Now consider the slow path (cross-page write or first write to a page):

  1. Read flags[page]
  2. Execute and WXORX_BIT + cmp WRITABLE
  3. If mismatch, jump to .exit_invalid_permission
  4. If match, or DIRTY and write back the flag
  5. Check whether the corresponding frame is initialized, and call inited_memory when needed
  6. If cross-page, repeat the same process on the next page

In other words, the true extra cost of W^X is concentrated at page transition points, not on every individual store instruction. In sequential same-page write scenarios, last_write_page amortizes the overhead significantly.

Another important observation is that in the ASM execution loop, you do not see a per-instruction fetch-time check for FLAG_EXECUTABLE. NEXT_INST jumps directly within decoded traces, so the x64 backend pushes most executable-permission cost forward into the trace/decode stage, leaving primarily write-path W^X validation in runtime hot loops.

Overall, W^X overhead at the x64 instruction level has two characteristics:

  • Low amortized overhead: for continuous writes within one page, extra cost is close to a constant-level branch overhead.
  • Boundary sensitivity: cross-page writes and first-touch writes trigger the full checking chain and cost noticeably more than the fast path.
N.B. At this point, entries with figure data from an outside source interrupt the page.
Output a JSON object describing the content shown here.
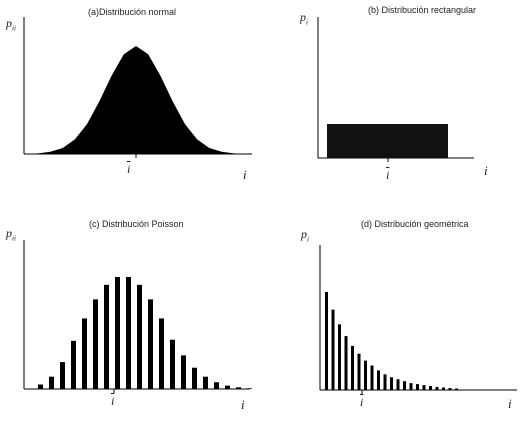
{
  "chart_data": [
    {
      "type": "area",
      "title": "(a)Distribución normal",
      "ylabel": "p",
      "ylabel_sub": "ii",
      "xlabel": "i",
      "mean_label": "i",
      "x": [
        -3.6,
        -3.2,
        -2.8,
        -2.4,
        -2.0,
        -1.6,
        -1.2,
        -0.8,
        -0.4,
        0.0,
        0.4,
        0.8,
        1.2,
        1.6,
        2.0,
        2.4,
        2.8,
        3.2,
        3.6
      ],
      "values": [
        0.001,
        0.006,
        0.02,
        0.056,
        0.135,
        0.278,
        0.487,
        0.726,
        0.923,
        1.0,
        0.923,
        0.726,
        0.487,
        0.278,
        0.135,
        0.056,
        0.02,
        0.006,
        0.001
      ],
      "color": "#000000"
    },
    {
      "type": "bar",
      "title": "(b) Distribución rectangular",
      "ylabel": "p",
      "ylabel_sub": "i",
      "xlabel": "i",
      "mean_label": "i",
      "values": [
        1
      ],
      "color": "#111111"
    },
    {
      "type": "bar",
      "title": "(c) Distribución Poisson",
      "ylabel": "p",
      "ylabel_sub": "ii",
      "xlabel": "i",
      "mean_label": "i",
      "values": [
        0.04,
        0.11,
        0.24,
        0.43,
        0.63,
        0.8,
        0.93,
        1.0,
        1.0,
        0.93,
        0.8,
        0.63,
        0.44,
        0.3,
        0.19,
        0.11,
        0.06,
        0.03,
        0.015,
        0.006
      ],
      "color": "#000000"
    },
    {
      "type": "bar",
      "title": "(d) Distribución geométrica",
      "ylabel": "p",
      "ylabel_sub": "i",
      "xlabel": "i",
      "mean_label": "i",
      "values": [
        1.0,
        0.82,
        0.67,
        0.55,
        0.45,
        0.37,
        0.3,
        0.25,
        0.2,
        0.16,
        0.13,
        0.11,
        0.09,
        0.07,
        0.06,
        0.05,
        0.04,
        0.03,
        0.025,
        0.02,
        0.015
      ],
      "color": "#000000"
    }
  ]
}
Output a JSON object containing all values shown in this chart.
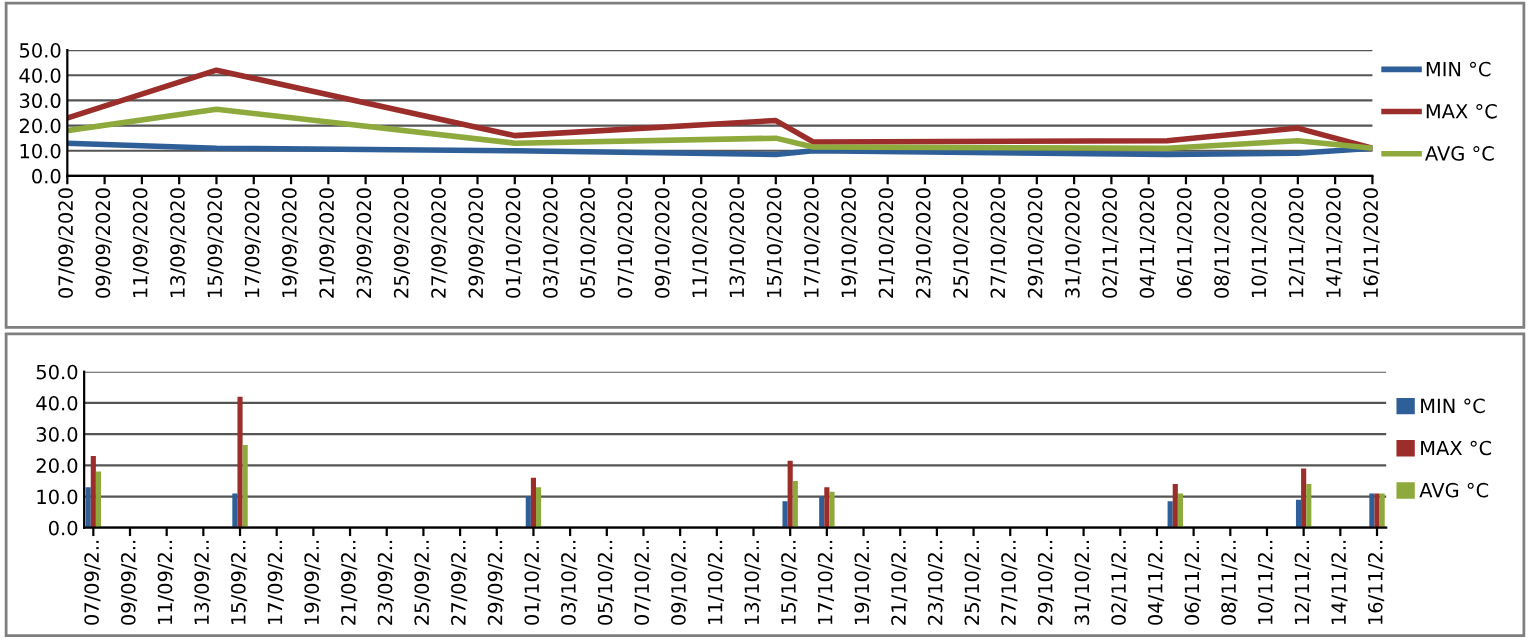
{
  "chart_data": [
    {
      "type": "line",
      "x": [
        "2020-09-07",
        "2020-09-15",
        "2020-10-01",
        "2020-10-15",
        "2020-10-17",
        "2020-11-05",
        "2020-11-12",
        "2020-11-16"
      ],
      "series": [
        {
          "name": "MIN °C",
          "color": "#2f5f98",
          "values": [
            13,
            11,
            10,
            8.5,
            10,
            8.5,
            9,
            11
          ]
        },
        {
          "name": "MAX °C",
          "color": "#9b2d2a",
          "values": [
            23,
            42,
            16,
            22,
            13.5,
            14,
            19,
            11
          ]
        },
        {
          "name": "AVG °C",
          "color": "#8faa3c",
          "values": [
            18,
            26.5,
            13,
            15,
            11.5,
            11,
            14,
            11
          ]
        }
      ],
      "xlim": [
        "2020-09-07",
        "2020-11-16"
      ],
      "xticks": [
        {
          "value": "2020-09-07",
          "label": "07/09/2020"
        },
        {
          "value": "2020-09-09",
          "label": "09/09/2020"
        },
        {
          "value": "2020-09-11",
          "label": "11/09/2020"
        },
        {
          "value": "2020-09-13",
          "label": "13/09/2020"
        },
        {
          "value": "2020-09-15",
          "label": "15/09/2020"
        },
        {
          "value": "2020-09-17",
          "label": "17/09/2020"
        },
        {
          "value": "2020-09-19",
          "label": "19/09/2020"
        },
        {
          "value": "2020-09-21",
          "label": "21/09/2020"
        },
        {
          "value": "2020-09-23",
          "label": "23/09/2020"
        },
        {
          "value": "2020-09-25",
          "label": "25/09/2020"
        },
        {
          "value": "2020-09-27",
          "label": "27/09/2020"
        },
        {
          "value": "2020-09-29",
          "label": "29/09/2020"
        },
        {
          "value": "2020-10-01",
          "label": "01/10/2020"
        },
        {
          "value": "2020-10-03",
          "label": "03/10/2020"
        },
        {
          "value": "2020-10-05",
          "label": "05/10/2020"
        },
        {
          "value": "2020-10-07",
          "label": "07/10/2020"
        },
        {
          "value": "2020-10-09",
          "label": "09/10/2020"
        },
        {
          "value": "2020-10-11",
          "label": "11/10/2020"
        },
        {
          "value": "2020-10-13",
          "label": "13/10/2020"
        },
        {
          "value": "2020-10-15",
          "label": "15/10/2020"
        },
        {
          "value": "2020-10-17",
          "label": "17/10/2020"
        },
        {
          "value": "2020-10-19",
          "label": "19/10/2020"
        },
        {
          "value": "2020-10-21",
          "label": "21/10/2020"
        },
        {
          "value": "2020-10-23",
          "label": "23/10/2020"
        },
        {
          "value": "2020-10-25",
          "label": "25/10/2020"
        },
        {
          "value": "2020-10-27",
          "label": "27/10/2020"
        },
        {
          "value": "2020-10-29",
          "label": "29/10/2020"
        },
        {
          "value": "2020-10-31",
          "label": "31/10/2020"
        },
        {
          "value": "2020-11-02",
          "label": "02/11/2020"
        },
        {
          "value": "2020-11-04",
          "label": "04/11/2020"
        },
        {
          "value": "2020-11-06",
          "label": "06/11/2020"
        },
        {
          "value": "2020-11-08",
          "label": "08/11/2020"
        },
        {
          "value": "2020-11-10",
          "label": "10/11/2020"
        },
        {
          "value": "2020-11-12",
          "label": "12/11/2020"
        },
        {
          "value": "2020-11-14",
          "label": "14/11/2020"
        },
        {
          "value": "2020-11-16",
          "label": "16/11/2020"
        }
      ],
      "ylim": [
        0,
        50
      ],
      "yticks": [
        {
          "value": 0,
          "label": "0.0"
        },
        {
          "value": 10,
          "label": "10.0"
        },
        {
          "value": 20,
          "label": "20.0"
        },
        {
          "value": 30,
          "label": "30.0"
        },
        {
          "value": 40,
          "label": "40.0"
        },
        {
          "value": 50,
          "label": "50.0"
        }
      ],
      "grid": "y",
      "legend": "right"
    },
    {
      "type": "bar",
      "x": [
        "2020-09-07",
        "2020-09-15",
        "2020-10-01",
        "2020-10-15",
        "2020-10-17",
        "2020-11-05",
        "2020-11-12",
        "2020-11-16"
      ],
      "series": [
        {
          "name": "MIN °C",
          "color": "#2f5f98",
          "values": [
            13,
            11,
            10,
            8.5,
            10,
            8.5,
            9,
            11
          ]
        },
        {
          "name": "MAX °C",
          "color": "#9b2d2a",
          "values": [
            23,
            42,
            16,
            21.5,
            13,
            14,
            19,
            11
          ]
        },
        {
          "name": "AVG °C",
          "color": "#8faa3c",
          "values": [
            18,
            26.5,
            13,
            15,
            11.5,
            11,
            14,
            11
          ]
        }
      ],
      "xlim": [
        "2020-09-06T12:00",
        "2020-11-16T12:00"
      ],
      "xticks": [
        {
          "value": "2020-09-07",
          "label": "07/09/2.."
        },
        {
          "value": "2020-09-09",
          "label": "09/09/2.."
        },
        {
          "value": "2020-09-11",
          "label": "11/09/2.."
        },
        {
          "value": "2020-09-13",
          "label": "13/09/2.."
        },
        {
          "value": "2020-09-15",
          "label": "15/09/2.."
        },
        {
          "value": "2020-09-17",
          "label": "17/09/2.."
        },
        {
          "value": "2020-09-19",
          "label": "19/09/2.."
        },
        {
          "value": "2020-09-21",
          "label": "21/09/2.."
        },
        {
          "value": "2020-09-23",
          "label": "23/09/2.."
        },
        {
          "value": "2020-09-25",
          "label": "25/09/2.."
        },
        {
          "value": "2020-09-27",
          "label": "27/09/2.."
        },
        {
          "value": "2020-09-29",
          "label": "29/09/2.."
        },
        {
          "value": "2020-10-01",
          "label": "01/10/2.."
        },
        {
          "value": "2020-10-03",
          "label": "03/10/2.."
        },
        {
          "value": "2020-10-05",
          "label": "05/10/2.."
        },
        {
          "value": "2020-10-07",
          "label": "07/10/2.."
        },
        {
          "value": "2020-10-09",
          "label": "09/10/2.."
        },
        {
          "value": "2020-10-11",
          "label": "11/10/2.."
        },
        {
          "value": "2020-10-13",
          "label": "13/10/2.."
        },
        {
          "value": "2020-10-15",
          "label": "15/10/2.."
        },
        {
          "value": "2020-10-17",
          "label": "17/10/2.."
        },
        {
          "value": "2020-10-19",
          "label": "19/10/2.."
        },
        {
          "value": "2020-10-21",
          "label": "21/10/2.."
        },
        {
          "value": "2020-10-23",
          "label": "23/10/2.."
        },
        {
          "value": "2020-10-25",
          "label": "25/10/2.."
        },
        {
          "value": "2020-10-27",
          "label": "27/10/2.."
        },
        {
          "value": "2020-10-29",
          "label": "29/10/2.."
        },
        {
          "value": "2020-10-31",
          "label": "31/10/2.."
        },
        {
          "value": "2020-11-02",
          "label": "02/11/2.."
        },
        {
          "value": "2020-11-04",
          "label": "04/11/2.."
        },
        {
          "value": "2020-11-06",
          "label": "06/11/2.."
        },
        {
          "value": "2020-11-08",
          "label": "08/11/2.."
        },
        {
          "value": "2020-11-10",
          "label": "10/11/2.."
        },
        {
          "value": "2020-11-12",
          "label": "12/11/2.."
        },
        {
          "value": "2020-11-14",
          "label": "14/11/2.."
        },
        {
          "value": "2020-11-16",
          "label": "16/11/2.."
        }
      ],
      "ylim": [
        0,
        50
      ],
      "yticks": [
        {
          "value": 0,
          "label": "0.0"
        },
        {
          "value": 10,
          "label": "10.0"
        },
        {
          "value": 20,
          "label": "20.0"
        },
        {
          "value": 30,
          "label": "30.0"
        },
        {
          "value": 40,
          "label": "40.0"
        },
        {
          "value": 50,
          "label": "50.0"
        }
      ],
      "grid": "y",
      "legend": "right"
    }
  ]
}
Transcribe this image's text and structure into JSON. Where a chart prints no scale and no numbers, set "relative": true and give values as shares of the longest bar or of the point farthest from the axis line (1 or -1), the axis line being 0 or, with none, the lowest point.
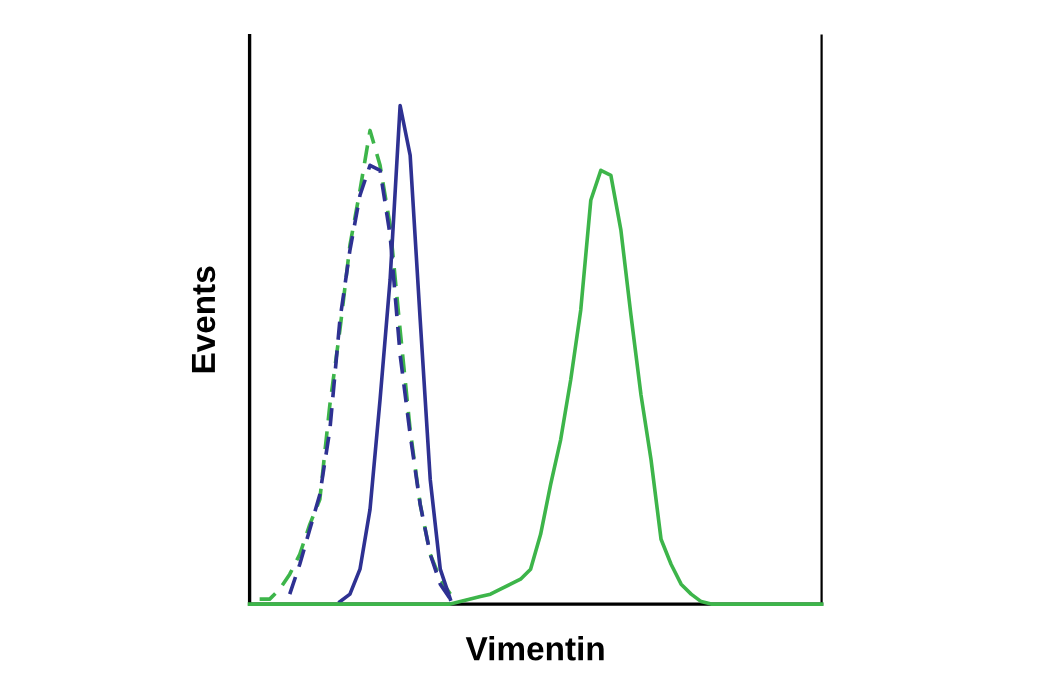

From the source code, we can see that memory-read and memory-write operations involve far more instructions than simple arithmetic operations (such as add, sub, and so on). To quantify memory-operation performance, Our benchmark shows even when the cycle counts are similar, actual runtime for continuous single-page memory writes is roughly 3x that of the add instruction, which is still acceptable in a VM context. But for cross-page writes, because the full W^X checking chain is triggered, performance can degrade to around 5x or more relative to add. Therefore, when writing CKB scripts, favor continuous memory access and avoid cross-page writes whenever possible to reduce W^X-related overhead.

Conclusion

The core of the CKB-VM memory model consists of three parts: FlatMemory for correctness, SparseMemory for efficiency, and WXorXMemory for security. They are layered together, each with a clear responsibility.

W^X itself is not a new technology; it has protected the operating systems and browsers we use every day for more than two decades. But in the context of a blockchain VM, it shifts from best practice to a hard survival baseline. Anyone can deploy code on-chain, and anyone can try to attack your contract. In such an adversarial environment, memory-model design cannot afford compromise.